Lucha in Moses Lake
MOSES LAKE — There have been a lot of grand openings, ribbon cuttings and celebrations for new businesses in Moses Lake, but nothing quite like the shindig Paul Carney threw to mark the formal opening of EDUBS C/S at 1102 W. Broadway Avenue last Saturday.
“It’s a great day today,” said Yesenia Guzman, an insurance agent with Comparion Insurance in Moses Lake. “It’s hot out here, we’ve got some misters out over at our tent, but absolutely, it’s a wonderful day today.”
She shook her arm and smiled broadly. Guzman, at least, has had a good afternoon, twice throwing a dayglo yellow softball accurately and hard enough to send Grant County Sheriff candidate Joe Harris splashing into a dunk tank.
“I’ve got quite an arm,” she said.
“It’s not my first time,” replied former Mattawa police chief Harris of the dunk tank as he retrieved his hat from the water, put it back on his head, and positioned himself on a platform to await the next well-thrown softball to send him splashing. “It comes with the territory.”
The dunk tank was only one feature of the afternoon-long grand opening celebration for EDUBS C/S that also included a lowrider show and Lucha Libre — Mexican-style professional wrestling — all ways owner Paul Carney wanted to honor his late half-brother, Eric “E-Dubb” Kruger, an aficionado of lowrider cars. Carney moved to Moses Lake from Las Vegas a few years ago and decided to open the business here in Moses Lake because he wanted to live someplace where he could build a business, provide for his late brother’s children, and even raise sons or daughters of his own.
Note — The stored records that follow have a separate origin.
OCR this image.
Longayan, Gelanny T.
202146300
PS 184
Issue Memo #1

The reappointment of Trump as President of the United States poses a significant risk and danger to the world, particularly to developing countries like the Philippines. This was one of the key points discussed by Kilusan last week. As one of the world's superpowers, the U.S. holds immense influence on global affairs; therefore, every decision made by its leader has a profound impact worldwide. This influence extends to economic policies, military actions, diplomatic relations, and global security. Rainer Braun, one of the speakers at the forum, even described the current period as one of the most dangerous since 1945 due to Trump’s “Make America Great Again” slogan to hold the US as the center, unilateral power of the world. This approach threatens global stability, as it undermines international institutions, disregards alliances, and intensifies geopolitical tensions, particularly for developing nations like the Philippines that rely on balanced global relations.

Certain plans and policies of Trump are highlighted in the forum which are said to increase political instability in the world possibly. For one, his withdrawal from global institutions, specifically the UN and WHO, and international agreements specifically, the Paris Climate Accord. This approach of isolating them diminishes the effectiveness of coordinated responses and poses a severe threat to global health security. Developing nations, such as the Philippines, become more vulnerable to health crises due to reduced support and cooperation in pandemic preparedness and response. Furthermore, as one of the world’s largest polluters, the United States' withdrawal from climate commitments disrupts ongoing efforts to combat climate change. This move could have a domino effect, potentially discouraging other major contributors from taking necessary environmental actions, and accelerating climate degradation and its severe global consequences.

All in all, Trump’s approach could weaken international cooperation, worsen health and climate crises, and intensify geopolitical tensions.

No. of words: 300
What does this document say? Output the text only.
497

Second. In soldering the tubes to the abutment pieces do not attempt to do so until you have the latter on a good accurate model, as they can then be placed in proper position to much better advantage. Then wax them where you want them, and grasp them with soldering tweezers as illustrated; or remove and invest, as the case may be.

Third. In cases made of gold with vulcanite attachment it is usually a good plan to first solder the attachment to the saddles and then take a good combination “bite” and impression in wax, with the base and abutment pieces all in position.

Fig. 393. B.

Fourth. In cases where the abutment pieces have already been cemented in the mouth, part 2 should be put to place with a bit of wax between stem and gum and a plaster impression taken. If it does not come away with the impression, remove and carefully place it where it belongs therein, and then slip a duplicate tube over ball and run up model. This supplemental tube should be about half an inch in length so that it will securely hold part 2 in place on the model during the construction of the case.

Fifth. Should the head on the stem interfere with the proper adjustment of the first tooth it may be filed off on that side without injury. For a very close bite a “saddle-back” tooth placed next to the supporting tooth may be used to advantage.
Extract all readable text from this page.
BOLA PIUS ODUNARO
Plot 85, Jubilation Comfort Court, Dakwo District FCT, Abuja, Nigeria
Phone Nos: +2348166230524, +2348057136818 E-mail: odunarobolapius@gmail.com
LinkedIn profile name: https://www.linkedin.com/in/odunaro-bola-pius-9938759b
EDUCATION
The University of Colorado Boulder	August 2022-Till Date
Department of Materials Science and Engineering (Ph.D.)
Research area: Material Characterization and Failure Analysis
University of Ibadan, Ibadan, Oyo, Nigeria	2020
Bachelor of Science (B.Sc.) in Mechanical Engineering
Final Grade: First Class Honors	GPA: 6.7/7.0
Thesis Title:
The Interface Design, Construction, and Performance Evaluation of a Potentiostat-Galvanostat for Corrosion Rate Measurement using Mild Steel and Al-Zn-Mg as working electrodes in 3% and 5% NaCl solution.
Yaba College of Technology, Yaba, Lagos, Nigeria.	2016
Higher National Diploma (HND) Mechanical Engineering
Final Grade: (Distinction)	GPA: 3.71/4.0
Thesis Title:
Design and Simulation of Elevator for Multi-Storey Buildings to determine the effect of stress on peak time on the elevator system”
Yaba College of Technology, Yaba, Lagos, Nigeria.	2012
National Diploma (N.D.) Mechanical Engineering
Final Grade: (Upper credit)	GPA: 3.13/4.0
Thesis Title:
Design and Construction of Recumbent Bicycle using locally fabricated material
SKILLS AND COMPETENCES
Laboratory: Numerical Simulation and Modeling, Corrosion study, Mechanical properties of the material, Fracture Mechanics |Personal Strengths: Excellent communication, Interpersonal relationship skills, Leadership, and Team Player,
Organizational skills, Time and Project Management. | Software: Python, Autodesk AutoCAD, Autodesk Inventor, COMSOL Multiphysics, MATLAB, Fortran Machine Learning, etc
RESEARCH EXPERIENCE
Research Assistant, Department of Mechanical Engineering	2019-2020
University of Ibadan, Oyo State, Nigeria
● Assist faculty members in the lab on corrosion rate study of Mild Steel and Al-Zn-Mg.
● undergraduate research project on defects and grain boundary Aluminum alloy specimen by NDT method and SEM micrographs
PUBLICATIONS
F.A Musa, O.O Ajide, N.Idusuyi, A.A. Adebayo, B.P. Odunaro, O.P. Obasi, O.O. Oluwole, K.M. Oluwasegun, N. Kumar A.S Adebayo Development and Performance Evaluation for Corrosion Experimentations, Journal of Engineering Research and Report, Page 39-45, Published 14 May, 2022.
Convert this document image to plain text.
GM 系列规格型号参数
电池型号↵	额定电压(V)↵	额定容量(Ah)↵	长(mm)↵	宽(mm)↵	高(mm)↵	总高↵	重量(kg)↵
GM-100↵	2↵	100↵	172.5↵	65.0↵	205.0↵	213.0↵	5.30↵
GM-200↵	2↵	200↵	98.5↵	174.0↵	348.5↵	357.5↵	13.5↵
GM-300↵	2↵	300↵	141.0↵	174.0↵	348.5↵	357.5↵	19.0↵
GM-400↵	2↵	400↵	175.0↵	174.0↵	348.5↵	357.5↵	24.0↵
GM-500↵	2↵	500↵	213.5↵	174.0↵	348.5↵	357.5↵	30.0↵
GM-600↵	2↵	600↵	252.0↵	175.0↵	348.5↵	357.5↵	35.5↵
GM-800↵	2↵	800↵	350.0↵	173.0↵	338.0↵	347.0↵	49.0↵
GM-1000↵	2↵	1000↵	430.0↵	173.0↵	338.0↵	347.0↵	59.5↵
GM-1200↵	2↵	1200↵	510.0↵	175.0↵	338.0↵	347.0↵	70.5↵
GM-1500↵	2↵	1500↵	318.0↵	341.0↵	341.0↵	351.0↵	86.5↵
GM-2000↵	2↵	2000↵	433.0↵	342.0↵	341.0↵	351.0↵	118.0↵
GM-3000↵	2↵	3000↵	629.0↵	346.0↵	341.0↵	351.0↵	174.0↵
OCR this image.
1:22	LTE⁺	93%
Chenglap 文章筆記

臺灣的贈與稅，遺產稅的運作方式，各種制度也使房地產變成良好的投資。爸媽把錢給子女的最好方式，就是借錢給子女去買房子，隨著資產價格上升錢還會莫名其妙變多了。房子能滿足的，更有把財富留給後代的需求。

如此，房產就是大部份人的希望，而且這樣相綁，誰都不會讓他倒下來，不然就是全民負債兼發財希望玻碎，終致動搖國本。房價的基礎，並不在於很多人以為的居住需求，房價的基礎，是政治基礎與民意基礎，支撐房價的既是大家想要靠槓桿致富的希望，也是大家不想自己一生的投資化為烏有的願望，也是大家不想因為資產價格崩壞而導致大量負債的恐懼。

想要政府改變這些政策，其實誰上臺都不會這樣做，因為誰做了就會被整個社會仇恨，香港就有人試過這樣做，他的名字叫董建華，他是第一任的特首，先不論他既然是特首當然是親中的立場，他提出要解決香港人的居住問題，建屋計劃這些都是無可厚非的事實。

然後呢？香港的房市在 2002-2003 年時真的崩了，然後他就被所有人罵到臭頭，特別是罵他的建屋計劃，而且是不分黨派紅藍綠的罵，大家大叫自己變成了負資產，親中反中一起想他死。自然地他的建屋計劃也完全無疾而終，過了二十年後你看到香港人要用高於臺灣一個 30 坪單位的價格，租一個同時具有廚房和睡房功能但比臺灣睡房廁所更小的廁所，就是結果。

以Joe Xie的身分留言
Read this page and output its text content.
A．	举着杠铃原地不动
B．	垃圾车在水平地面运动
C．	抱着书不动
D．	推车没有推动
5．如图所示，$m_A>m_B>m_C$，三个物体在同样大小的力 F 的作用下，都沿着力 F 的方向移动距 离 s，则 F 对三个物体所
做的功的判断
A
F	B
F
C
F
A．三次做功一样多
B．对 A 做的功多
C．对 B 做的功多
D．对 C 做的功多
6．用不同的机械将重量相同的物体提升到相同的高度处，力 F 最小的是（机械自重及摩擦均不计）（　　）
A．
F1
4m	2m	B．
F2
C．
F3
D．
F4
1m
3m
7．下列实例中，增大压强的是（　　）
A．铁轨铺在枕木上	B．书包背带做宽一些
“I wouldn’t have named my shop after my brother if he wasn’t important to me,” Carney said.
Carney often chokes up a bit when he thinks about Kreuger. He hopes to build a business he can someday pass off to his brother’s children, he said. His nephew, Jackson, would often help with car repair work because he was small and could easily get his hands and arms behind the dashboards of older American cars before firewalls created enough space to work on instrument clusters.
“I’d be like, ‘Yo, Jackson, come here bud,’ and he’d be ‘You’re going to pass me that wire, huh Paul,’ and I’m like, ‘You already know,’” Carney said.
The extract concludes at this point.